What does fighting a terror-based insurgency have in common with running a school? Fortunately the daily events are very different. But school leaders can learn critical lessons about managing large, complex organizations from how military, and increasingly business, leaders are learning to adapt to rapidly changing challenges.
Retired General Stanley McCrystal led American forces in Iraq during some of the most violent phases of the post-Saddam years, when Al Qaeda and affiliated groups tore the country apart in an endless series of sectarian attacks that killed tens of thousands of innocent civilians. In Team of Teams, McCrystal openly reflects on how the powerful, resource-rich, highly structured, American forces were constantly surprised by the rag-tag, loosely-networked, improvisation of the insurgents. Over a period of two years, McCrystal and his staff had to completely re-think how large organizations are structured and managed, and then re-build everything they did in order to deal with a threat and an enemy that was vastly more nimble and dynamic. McCrystal realized that in a time when information flows faster than people can move, “Adaptability, not efficiency must become our central competency.”
This entire book is well worth the read, but here are a few key takeaways that I know will help inform the leadership training section of my own slide deck:
As we are finding in schools, teams that are most effective with dealing with rapidly changing challenges and opportunities:
- Swap the comfort of a rigid, industrial-type management architecture for organic fluidity.
- Are radically transparent in sharing of information that allows many more people to become informed leaders within their own spheres of work.
- Decentralize decision-making; titular leaders step back and allow others to lead.
- Dissolve the barriers (silos) that separate functional groups.
There were two key steps in converting the American Army into an effective counter-weight to the Iraqi insurgents: creating highly dynamic teams, and then combining those individual teams into a networked “team of teams”. Both of these steps resonate with business and school leaders who deal with less violent, but similarly volatile social and market demands.
Teams work well if they are founded on four principles: trust, a fusion of purpose, situational awareness, and the ability to think and act as a seamless unit.
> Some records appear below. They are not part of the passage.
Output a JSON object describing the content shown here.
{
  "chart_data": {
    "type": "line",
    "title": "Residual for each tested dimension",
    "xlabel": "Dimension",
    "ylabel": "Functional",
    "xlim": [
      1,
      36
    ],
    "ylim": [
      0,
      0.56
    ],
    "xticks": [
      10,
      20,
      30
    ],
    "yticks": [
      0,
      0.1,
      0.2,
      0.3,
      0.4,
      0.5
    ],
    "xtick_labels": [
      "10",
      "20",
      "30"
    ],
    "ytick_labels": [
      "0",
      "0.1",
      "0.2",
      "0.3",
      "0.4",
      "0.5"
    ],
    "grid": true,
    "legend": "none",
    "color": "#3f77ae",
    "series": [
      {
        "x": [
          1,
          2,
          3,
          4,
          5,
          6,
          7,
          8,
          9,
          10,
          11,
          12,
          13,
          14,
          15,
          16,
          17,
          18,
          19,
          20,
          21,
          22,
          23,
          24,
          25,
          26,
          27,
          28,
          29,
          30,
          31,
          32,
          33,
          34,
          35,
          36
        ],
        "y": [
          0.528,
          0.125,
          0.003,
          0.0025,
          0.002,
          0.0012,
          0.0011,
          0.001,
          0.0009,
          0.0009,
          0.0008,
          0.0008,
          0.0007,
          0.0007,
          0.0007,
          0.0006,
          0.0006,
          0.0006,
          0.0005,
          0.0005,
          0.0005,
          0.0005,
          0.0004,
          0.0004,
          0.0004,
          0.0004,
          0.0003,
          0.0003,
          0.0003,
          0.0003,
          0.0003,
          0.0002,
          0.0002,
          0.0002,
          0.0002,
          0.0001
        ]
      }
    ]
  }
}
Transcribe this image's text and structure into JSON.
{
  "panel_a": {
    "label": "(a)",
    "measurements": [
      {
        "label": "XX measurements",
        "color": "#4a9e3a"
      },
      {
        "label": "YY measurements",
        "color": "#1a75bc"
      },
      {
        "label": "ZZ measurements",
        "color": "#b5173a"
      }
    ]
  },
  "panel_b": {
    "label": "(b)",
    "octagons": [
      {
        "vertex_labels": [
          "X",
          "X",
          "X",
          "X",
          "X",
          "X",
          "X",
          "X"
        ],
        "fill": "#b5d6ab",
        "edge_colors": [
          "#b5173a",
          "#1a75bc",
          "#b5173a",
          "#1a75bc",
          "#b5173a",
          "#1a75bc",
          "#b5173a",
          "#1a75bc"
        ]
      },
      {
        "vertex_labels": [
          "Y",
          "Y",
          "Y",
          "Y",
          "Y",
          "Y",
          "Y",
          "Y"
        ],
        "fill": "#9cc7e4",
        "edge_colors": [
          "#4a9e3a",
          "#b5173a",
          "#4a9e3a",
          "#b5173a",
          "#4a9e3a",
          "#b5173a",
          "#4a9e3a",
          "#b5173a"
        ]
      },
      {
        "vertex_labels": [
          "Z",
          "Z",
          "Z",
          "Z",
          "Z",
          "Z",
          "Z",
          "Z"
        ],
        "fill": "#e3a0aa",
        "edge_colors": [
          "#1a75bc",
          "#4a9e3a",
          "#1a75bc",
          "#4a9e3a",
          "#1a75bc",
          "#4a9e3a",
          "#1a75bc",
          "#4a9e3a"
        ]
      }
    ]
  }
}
Teams that meet once a month around a table, organized by a dominant leader, focused on solving one problem in isolation, often comprised of members who are required to participate, fail in most or all of these four element. the first step for school leaders is to reflect: how can I apply these four elements of team design at my school?
Schools are complex organizations; one team focused on one topic or problem will not create an adaptable system. That requires the next step: creating a “team of teams” that integrate across traditional silos and boundaries. McCrystal suggests there are three main ways to create this team of teams:
- Create strong lateral connections: every individual does not have a relationship with every other individual. But everyone knows someone on every team
- Systemic understanding: Every team possesses a holistic understanding of the interaction between the moving parts.
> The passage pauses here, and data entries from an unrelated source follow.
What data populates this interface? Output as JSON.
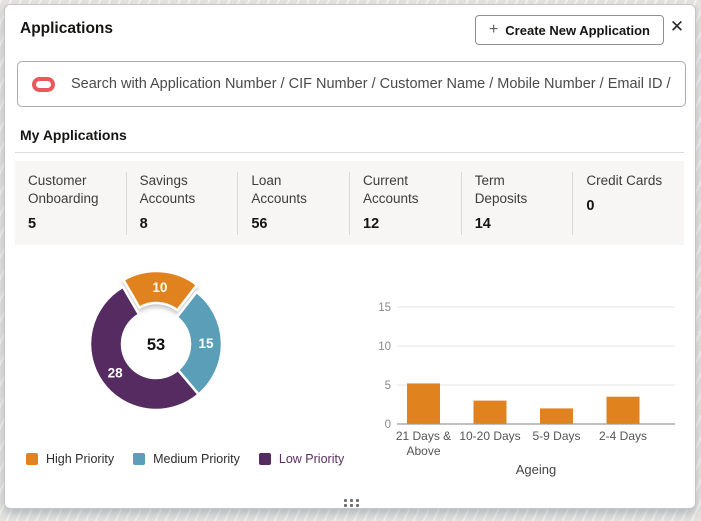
{
  "header": {
    "title": "Applications",
    "plus_icon": "+",
    "create_button_label": "Create New Application",
    "close_icon": "✕"
  },
  "search": {
    "placeholder": "Search with Application Number / CIF Number / Customer Name / Mobile Number / Email ID /"
  },
  "section_title": "My Applications",
  "tiles": [
    {
      "label": "Customer Onboarding",
      "value": "5"
    },
    {
      "label": "Savings Accounts",
      "value": "8"
    },
    {
      "label": "Loan Accounts",
      "value": "56"
    },
    {
      "label": "Current Accounts",
      "value": "12"
    },
    {
      "label": "Term Deposits",
      "value": "14"
    },
    {
      "label": "Credit Cards",
      "value": "0"
    }
  ],
  "chart_data": [
    {
      "type": "pie",
      "subtype": "donut",
      "labels": [
        "High Priority",
        "Medium Priority",
        "Low Priority"
      ],
      "values": [
        10,
        15,
        28
      ],
      "colors": [
        "#E0821E",
        "#5B9EB8",
        "#552B62"
      ],
      "slice_label_color": "#FFFFFF",
      "center_total": "53",
      "exploded_index": 0,
      "start_angle_deg": -30,
      "legend_position": "bottom",
      "legend_text_colors": [
        "#2e2e2e",
        "#2e2e2e",
        "#5C2E62"
      ]
    },
    {
      "type": "bar",
      "categories": [
        "21 Days & Above",
        "10-20 Days",
        "5-9 Days",
        "2-4 Days"
      ],
      "category_tick_lines": [
        [
          "21 Days &",
          "Above"
        ],
        [
          "10-20 Days"
        ],
        [
          "5-9 Days"
        ],
        [
          "2-4 Days"
        ]
      ],
      "values": [
        5.2,
        3,
        2,
        3.5
      ],
      "title": "",
      "xlabel": "Ageing",
      "ylabel": "",
      "ylim": [
        0,
        15
      ],
      "yticks": [
        0,
        5,
        10,
        15
      ],
      "bar_color": "#E0821E",
      "grid": true,
      "gridline_color": "#E6E6E6",
      "axis_color": "#9a9a9a",
      "tick_label_color": "#8a8a8a",
      "category_label_color": "#555555",
      "xlabel_color": "#444444"
    }
  ]
}
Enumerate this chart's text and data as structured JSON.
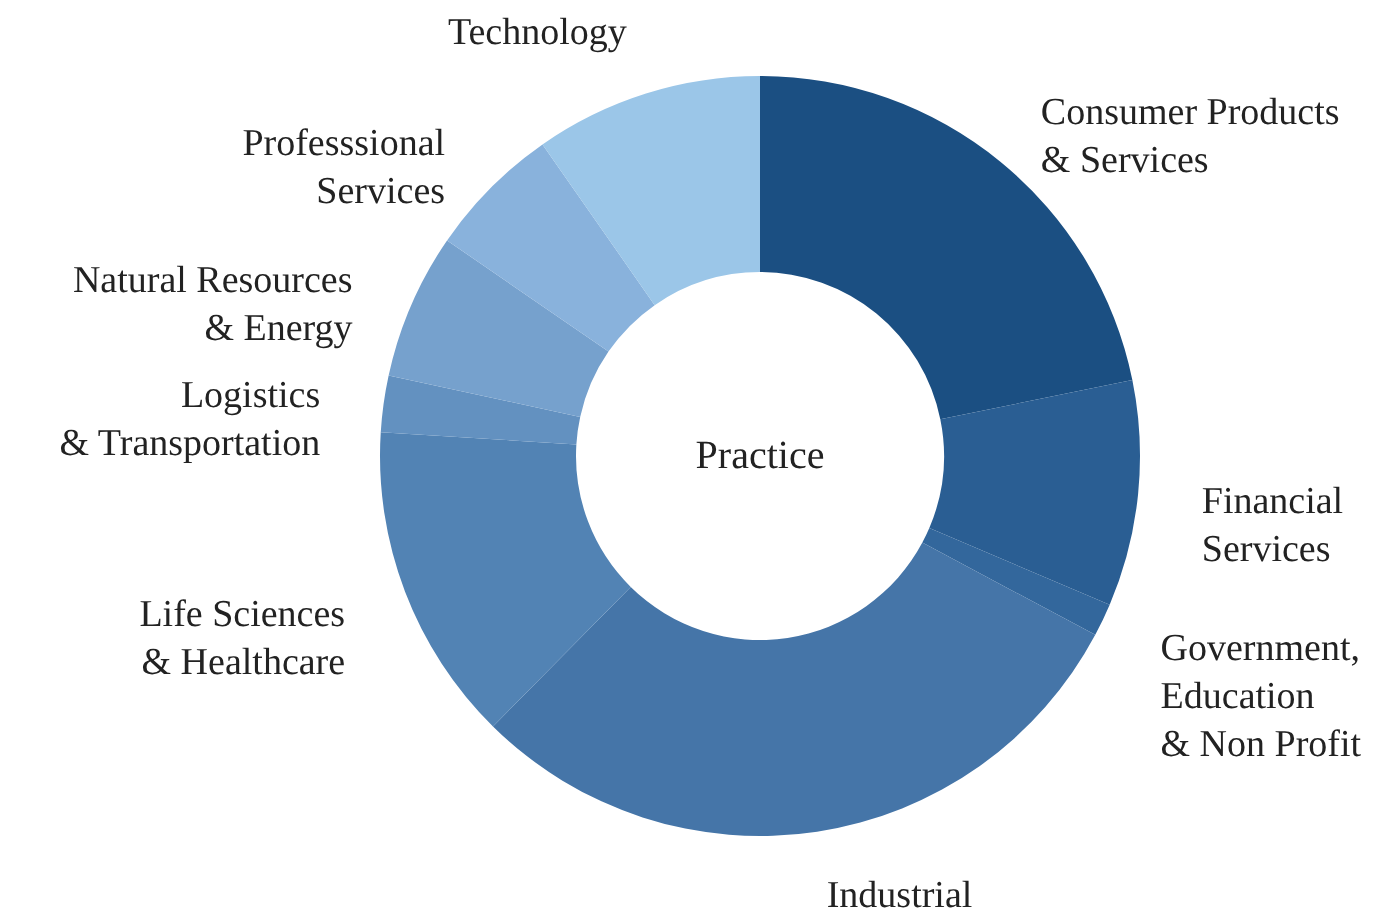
{
  "chart_data": {
    "type": "donut",
    "title": "Practice",
    "categories": [
      "Consumer Products & Services",
      "Financial Services",
      "Government, Education & Non Profit",
      "Industrial",
      "Life Sciences & Healthcare",
      "Logistics & Transportation",
      "Natural Resources & Energy",
      "Professsional Services",
      "Technology"
    ],
    "values": [
      21.8,
      9.6,
      1.4,
      29.6,
      13.6,
      2.4,
      6.2,
      5.7,
      9.7
    ],
    "colors": [
      "#1b4f82",
      "#2a5e93",
      "#33679c",
      "#4575a8",
      "#5283b4",
      "#6391c0",
      "#76a1cd",
      "#89b2dc",
      "#9bc6e8"
    ]
  }
}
- Decentralized control: Leaders provide information so that subordinates, armed with context, understanding, and connectivity, can take the initiative and make decisions
Team of Teams is on my “must read” list for edu-leaders and aspiring edu-leaders. Yes, this is a book about war, but much more than that, it is a book about how good leaders, when faced with challenges that seem to exceed their own capacity to deal with those challenges, adapt, change, and find a better way.